Dalam kondisi demikian, tidak ada jalan lain bagi kita semua, kecuali tidak henti-hentinya meningkatkan keimanan dan ketakwaan kita, serta menjaga diri dan keluarga kita dari fitnah akhir zaman yang semakin merajalela.

Dengan adanya media sosial di tengah-tengah kita, maka tema tentang amal jariyah yang seringkali dibahas di berbagai majelis ilmu seyogianya juga diimbangi dengan pemahaman tentang adanya dosa jariyah. Jika selama ini masyarakat kita diajarkan mengenai tiga jenis amal yang tidak terputus pahalanya meski seseorang telah meninggal dunia (amal jariyah), maka sudah waktunya masyarakat juga diingatkan tentang adanya potensi dosa jariyah yang mungkin saja mereka lakukan tanpa sadar akibat pengaruh negatif penggunaan media sosial.
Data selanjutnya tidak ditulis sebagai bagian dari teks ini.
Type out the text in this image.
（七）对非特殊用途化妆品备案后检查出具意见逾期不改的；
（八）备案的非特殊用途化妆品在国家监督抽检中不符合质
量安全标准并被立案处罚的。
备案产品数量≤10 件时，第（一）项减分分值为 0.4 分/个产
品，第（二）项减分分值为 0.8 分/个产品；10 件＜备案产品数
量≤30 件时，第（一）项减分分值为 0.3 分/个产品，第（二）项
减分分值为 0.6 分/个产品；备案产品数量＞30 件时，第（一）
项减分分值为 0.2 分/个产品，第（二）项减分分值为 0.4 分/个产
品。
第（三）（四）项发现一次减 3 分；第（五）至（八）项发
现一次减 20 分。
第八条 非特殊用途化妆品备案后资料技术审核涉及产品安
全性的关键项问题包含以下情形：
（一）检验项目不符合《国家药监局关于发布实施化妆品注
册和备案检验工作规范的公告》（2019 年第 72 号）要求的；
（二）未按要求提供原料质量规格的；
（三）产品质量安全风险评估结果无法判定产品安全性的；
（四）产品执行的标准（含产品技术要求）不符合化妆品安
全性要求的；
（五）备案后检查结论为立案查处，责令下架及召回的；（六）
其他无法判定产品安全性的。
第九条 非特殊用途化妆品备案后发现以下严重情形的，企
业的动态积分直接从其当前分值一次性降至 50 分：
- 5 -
Dalam perkembangan kekinian, kita sama-sama menyaksikan bahwa pelaku penyebaran fitnah dan kabar bohong alias hoax yang sebagian juga disebarkan melalui saluran media sosial – ternyata bukan hanya berasal dari kalangan awam yang tidak berpendidikan. Tapi juga mereka yang berpendidikan tinggi serta memiliki kedudukan dan terhormat secara sosial. Tidak jarang, masyarakat awam menjadikan informasi dari orang-orang yang dihormati sebagai rujukan, meskipun kadang kebenarannya masih sangat perlu dipertanyakan.
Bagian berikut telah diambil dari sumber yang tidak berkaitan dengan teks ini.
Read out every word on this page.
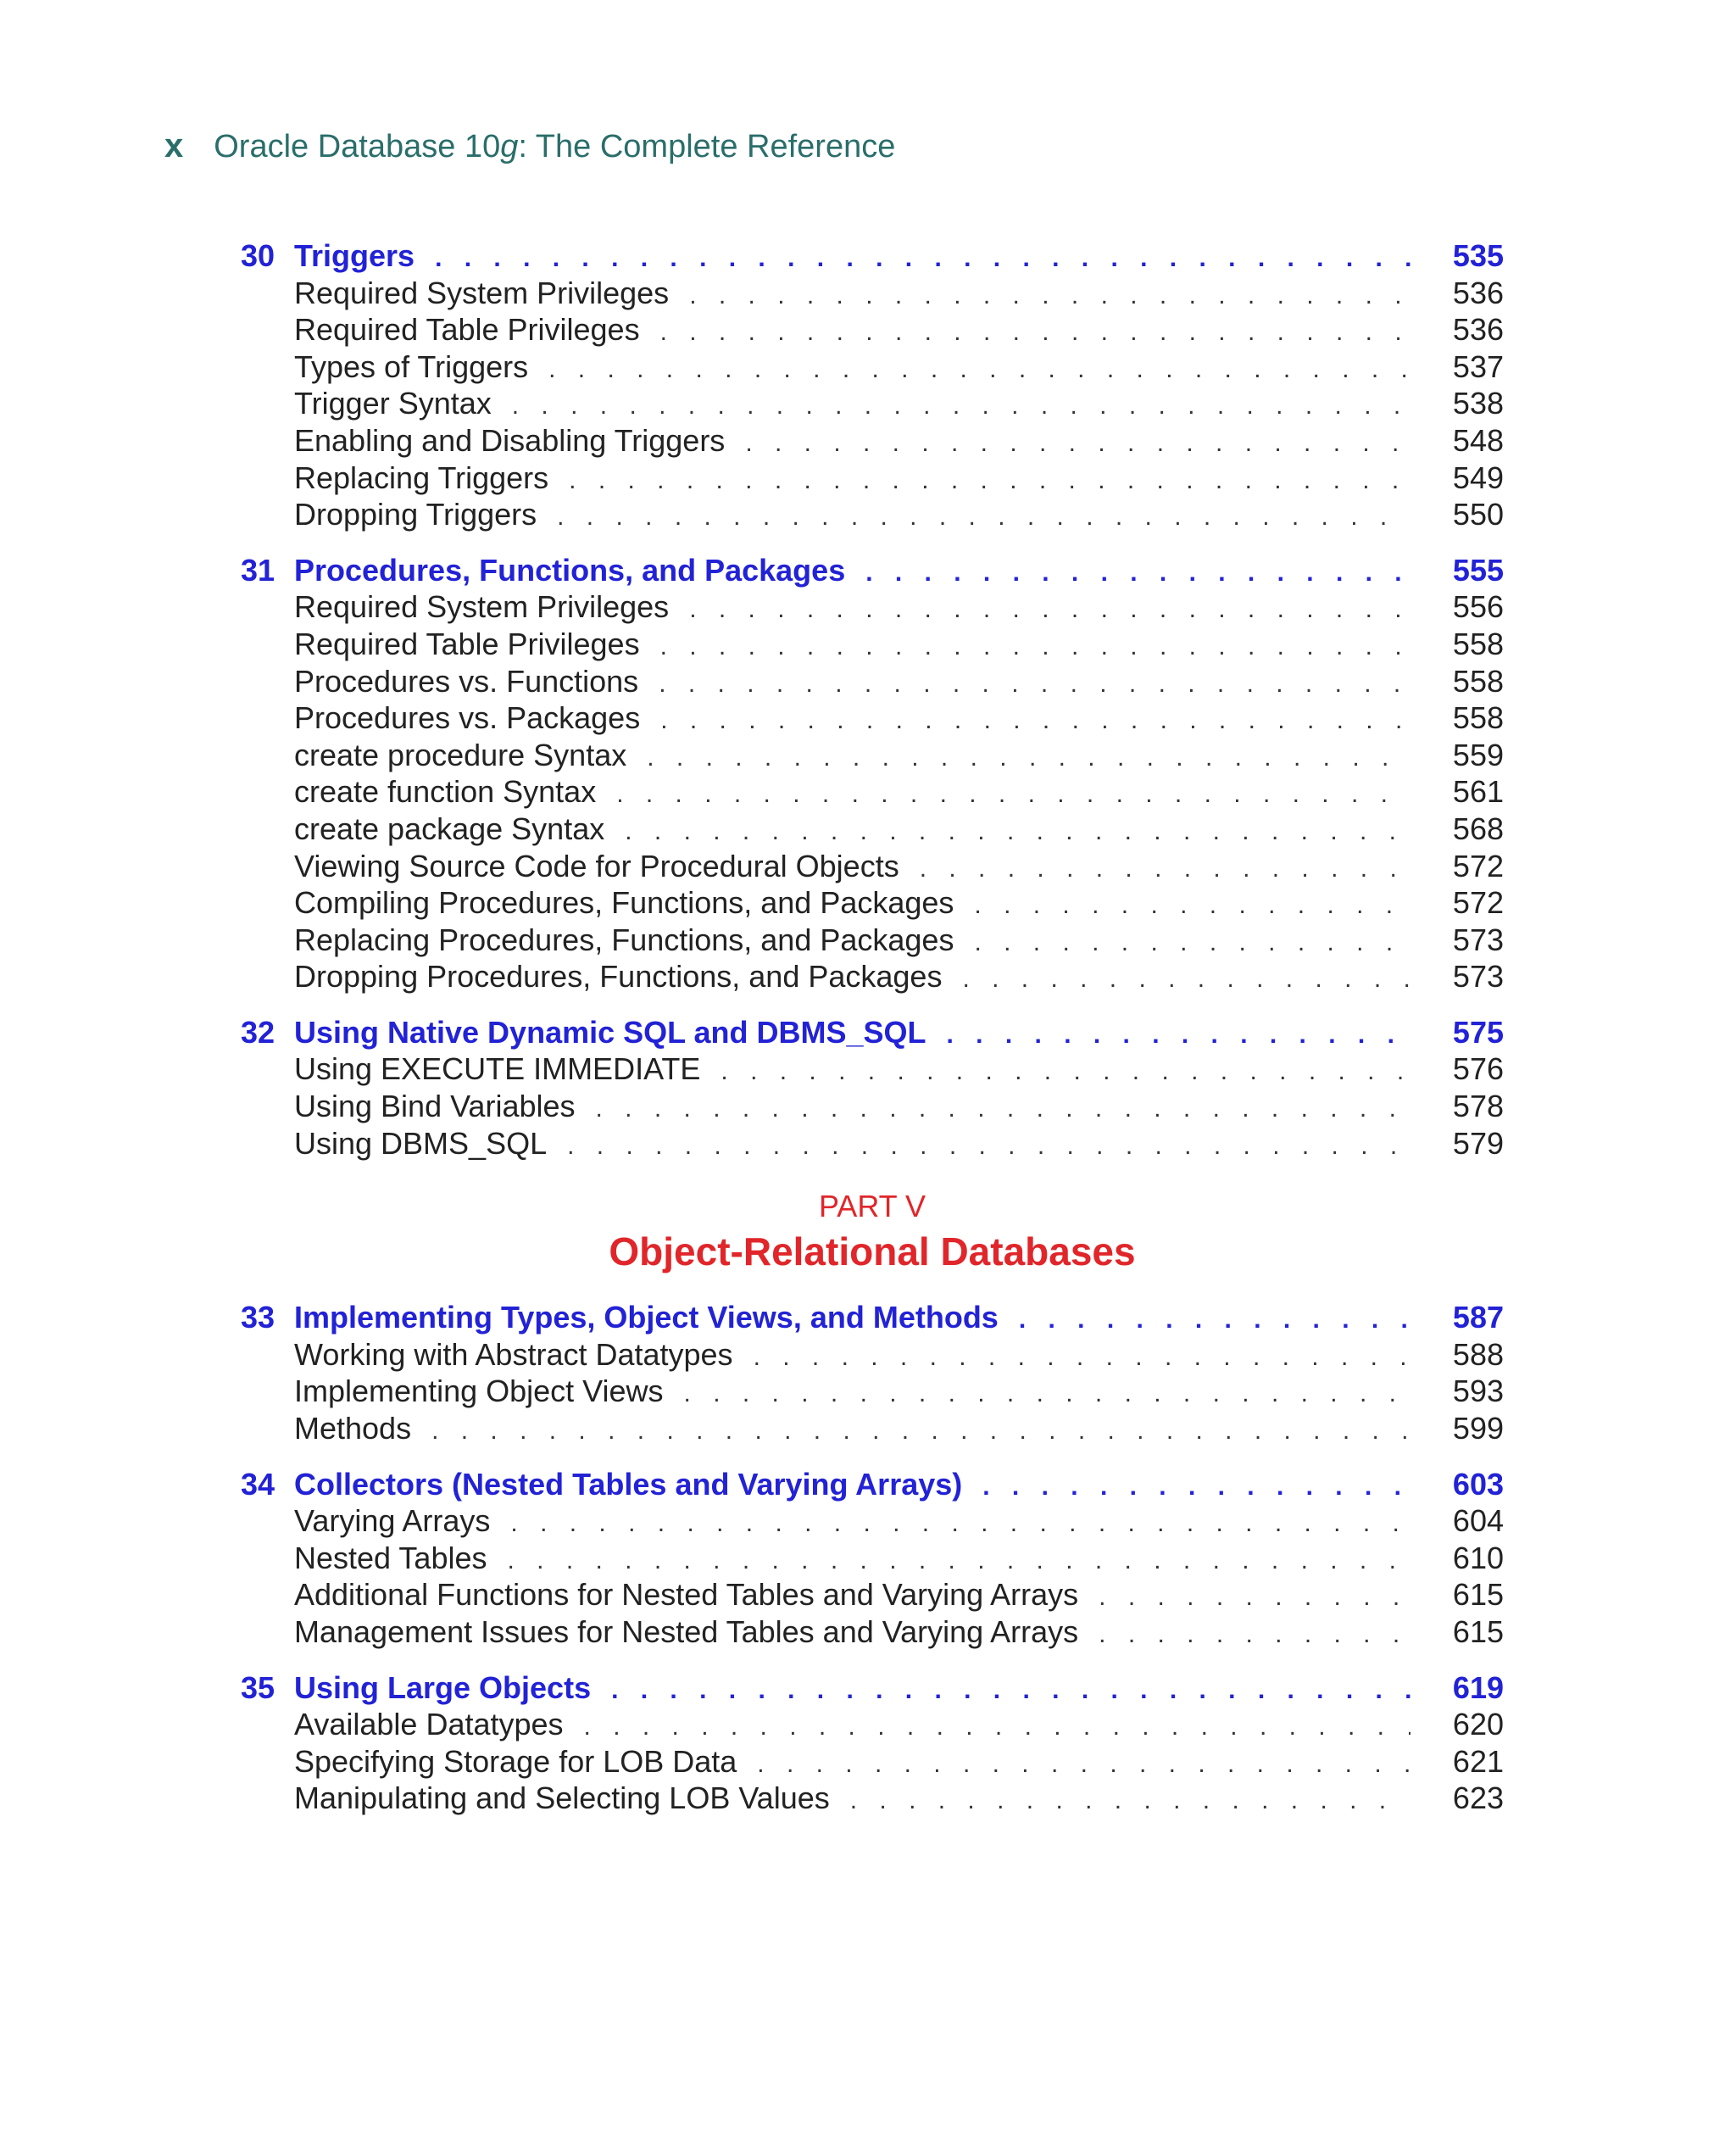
x Oracle Database 10g: The Complete Reference
30 Triggers . . .	535
Required System Privileges . . .	536
Required Table Privileges . . .	536
Types of Triggers . . .	537
Trigger Syntax . . .	538
Enabling and Disabling Triggers . . .	548
Replacing Triggers . . .	549
Dropping Triggers . . .	550
31 Procedures, Functions, and Packages . . .	555
Required System Privileges . . .	556
Required Table Privileges . . .	558
Procedures vs. Functions . . .	558
Procedures vs. Packages . . .	558
create procedure Syntax . . .	559
create function Syntax . . .	561
create package Syntax . . .	568
Viewing Source Code for Procedural Objects . . .	572
Compiling Procedures, Functions, and Packages . . .	572
Replacing Procedures, Functions, and Packages . . .	573
Dropping Procedures, Functions, and Packages . . .	573
32 Using Native Dynamic SQL and DBMS_SQL . . .	575
Using EXECUTE IMMEDIATE . . .	576
Using Bind Variables . . .	578
Using DBMS_SQL . . .	579
PART V
Object-Relational Databases
33 Implementing Types, Object Views, and Methods . . .	587
Working with Abstract Datatypes . . .	588
Implementing Object Views . . .	593
Methods . . .	599
34 Collectors (Nested Tables and Varying Arrays) . . .	603
Varying Arrays . . .	604
Nested Tables . . .	610
Additional Functions for Nested Tables and Varying Arrays . . .	615
Management Issues for Nested Tables and Varying Arrays . . .	615
35 Using Large Objects . . .	619
Available Datatypes . . .	620
Specifying Storage for LOB Data . . .	621
Manipulating and Selecting LOB Values . . .	623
Dalam sebuah riwayat, Sahabat Abdullah bin Mas’ud pernah memberikan peringatan tentang merebaknya fitnah dalam kehidupan masyarakat:

كَيْفَ أَنْتُمْ إِذَا لَبِسَتْكُمْ فِتْنَةٌ، يَرْبُو فِيهَا الصَّغِيرُ، وَيَهْرَمُ الْكَبِيرُ، وَتُتَخَّذُ سُنَّةٌ مُبْتَدَعَةٌ يَجْرِي عَلَيْهَا النَّاسُ، فَإِذَا غُيِّرَ مِنْهَا شَيْءٌ، قِيلَ: قَدْ غُيِّرَتِ السُّنَّةُ، قِيلَ: مَتَى ذَلِكَ يَا أَبَا عَبْدِ الرَّحْمَنِ؟ قَالَ: إِذَا كَثُرَ قُرَّاؤُكُمْ وَقَلَّ فُقَهَاؤُكُمْ، وَكَثُرَ أُمَرَاؤُكُمْ وَقَلَّ أُمَنَاؤُكُمْ، وَالْتُمِسَتِ الدُّنْيَا بِعَمَلِ الآخِرَةِ ، وَتُفُقِّهَ لِغَيْرِ الدِّينِ.

Bagaimana keadaan dan sikap kalian (di zaman) ketika fitnah sudah melekat erat seperti pakaian? Manakala anak kecil (di zaman fitnah tersebut) berlagak seperti orang besar (ulama) dan orang tua pikun sebelum waktunya. Lalu orang-orang menganggap fitnah sebagai sunnah. Maka ketika ada orang yang (meluruskan dan) mengubah fitnah itu, maka dikatakan, “Sunnah telah diubah.” Para sahabat pun bertanya kepada Ibnu Mas’ud, “Kapan itu terjadi wahai Abu Abdurrahman (Ibnu Mas’ud)?” Beliau pun menjawab, “Ketika orang yang hafal Al-Quran semakin banyak, tapi ahli fikih semakin langka. Ketika  orang yang memegang urusan umat semakin banyak, tetapi yang dapat dipercaya semakin sedikit. Dan, ketika orang mencari dunia dengan amal akhirat, serta agama dipelajari tidak sesuai dengan tujuannya.”

Fenomena Kondisi Zaman

Baca Juga :  PENYEGARAN NU DI ABAD BARU

Inilah kondisi zaman kita saat ini. Saat fitnah dianggap sunnah, dan manakala ada orang yang mengingatkan agar masyarakat menjauhi fitnah tersebut, justru orang itu dianggap telah keluar dari sunnah. Belakangan ini, tidak jarang kita saksikan seseorang yang menginginkan kelurusan perjalanan umat, justru dituduh berbuat bid’ah. Dan, kita lihat hal itu semakin merebak dan nyata terjadi di sekitar kita.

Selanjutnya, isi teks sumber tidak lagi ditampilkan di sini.